Tuesday, April 8, 2008

Reuters "Oddly Enough" section: a laugh a minute!

Who doesn't enjoy some weird news? After all the "sub-prime this" and "there were no survivors that" which one normally finds in the news, it's nice to kick back with some goofy stories. Maybe a cat made friends with an alligator. Maybe a three year old can beat Wall Street analysts by circling stocks with an Elmo marker. Maybe a cat made friends with a rhino. Seriously, you never know what you're going to get when you hit the weird news section as far as subject matter, but you do know you're going to get a laugh and a reprieve from the dark clouds of the front page.

Let's see what's up with Reuters while I employ the narrative device of pretending to type my reactions in real time in order to make a greater didactic point!

Berlusconi's sexism chafes as Italian vote looms: Hee hee! He has sex chafes! Try a little KY, Silvio. Wait a minute--sexism? That's not funny. Let's keep looking.

Hair salon scalps customers: Umm, this article is about forcing people to stay in a salon for hours against their consent in attempt to extort them for more money after a bait-and-switch on the price of a haircut. But the title is a pun! "Scalp" is a hair word! That's got to count for something, right? On second thought I'm going to move on.

Duck gets "order of protection" after attack: Now this is more like it! A duck in the court system. "Here I have thousands of letters, all addressed to Donald." Miracle on Thirty-Fowl Street! Except reading a little further I see that the duck was a pet and that a neighbor was abusing it and shooting it with a pellet gun. I think I'm going to cry. Ducks are cute.

Witchdoctor killings condemned: I think I know how this will turn out, but I'll at least look at the lede. I've come this far.

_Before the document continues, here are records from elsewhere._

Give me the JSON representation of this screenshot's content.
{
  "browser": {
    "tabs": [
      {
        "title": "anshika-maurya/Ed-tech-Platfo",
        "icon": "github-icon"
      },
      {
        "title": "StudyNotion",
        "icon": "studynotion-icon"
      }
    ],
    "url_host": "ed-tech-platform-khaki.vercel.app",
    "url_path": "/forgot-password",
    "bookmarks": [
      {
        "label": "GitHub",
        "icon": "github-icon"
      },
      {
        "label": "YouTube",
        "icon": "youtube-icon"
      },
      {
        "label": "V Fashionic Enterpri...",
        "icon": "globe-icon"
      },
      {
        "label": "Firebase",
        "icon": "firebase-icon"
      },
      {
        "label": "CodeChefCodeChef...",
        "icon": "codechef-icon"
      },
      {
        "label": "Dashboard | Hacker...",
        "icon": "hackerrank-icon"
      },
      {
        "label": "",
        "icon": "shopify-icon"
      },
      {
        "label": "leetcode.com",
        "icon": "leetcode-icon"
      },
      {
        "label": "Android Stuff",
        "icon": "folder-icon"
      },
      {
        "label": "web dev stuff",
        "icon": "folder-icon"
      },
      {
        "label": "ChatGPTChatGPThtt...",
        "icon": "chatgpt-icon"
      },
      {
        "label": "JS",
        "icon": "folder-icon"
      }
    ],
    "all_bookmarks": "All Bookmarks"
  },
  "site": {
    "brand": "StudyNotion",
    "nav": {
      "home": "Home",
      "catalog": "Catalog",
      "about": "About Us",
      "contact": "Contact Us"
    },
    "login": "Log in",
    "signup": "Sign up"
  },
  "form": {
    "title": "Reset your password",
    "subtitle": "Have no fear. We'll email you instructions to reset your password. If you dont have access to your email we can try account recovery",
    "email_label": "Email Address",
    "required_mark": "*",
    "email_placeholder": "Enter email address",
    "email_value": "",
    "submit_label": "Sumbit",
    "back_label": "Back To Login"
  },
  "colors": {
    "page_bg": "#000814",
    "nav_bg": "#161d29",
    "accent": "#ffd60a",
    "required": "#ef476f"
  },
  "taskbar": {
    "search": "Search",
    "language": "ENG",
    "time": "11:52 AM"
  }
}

Tanzania's President Jakaya Kikwete has condemned witchdoctors who kill albinos and harvest their body parts in the hope it will bring prosperity.


I think I'll go back to reading about the sub-prime crisis.

Sunday, April 6, 2008

The game will most likely be won by the team that can put the ball in the basket more often (adjusting for the relative values of different baskets)

Tyler Hansbrough called last night's loss to Kansas "frustrating." Some people might have called it "heartbreaking" but not Tyler Hansbrough. Tyler Hansbrough's heart does not break. I have never seen Tyler Hansbrough's heart take a play off. Tyler Hansbrough's heart works as hard or harder than any other player's heart in the country. I've seen Michael Jordan's heart, I've seen Mateen Cleaves' heart, I've seen Steve Wojciechowski's heart, and none of their hearts hearted any harder than Tyler Hansbrough's heart, night in and night out.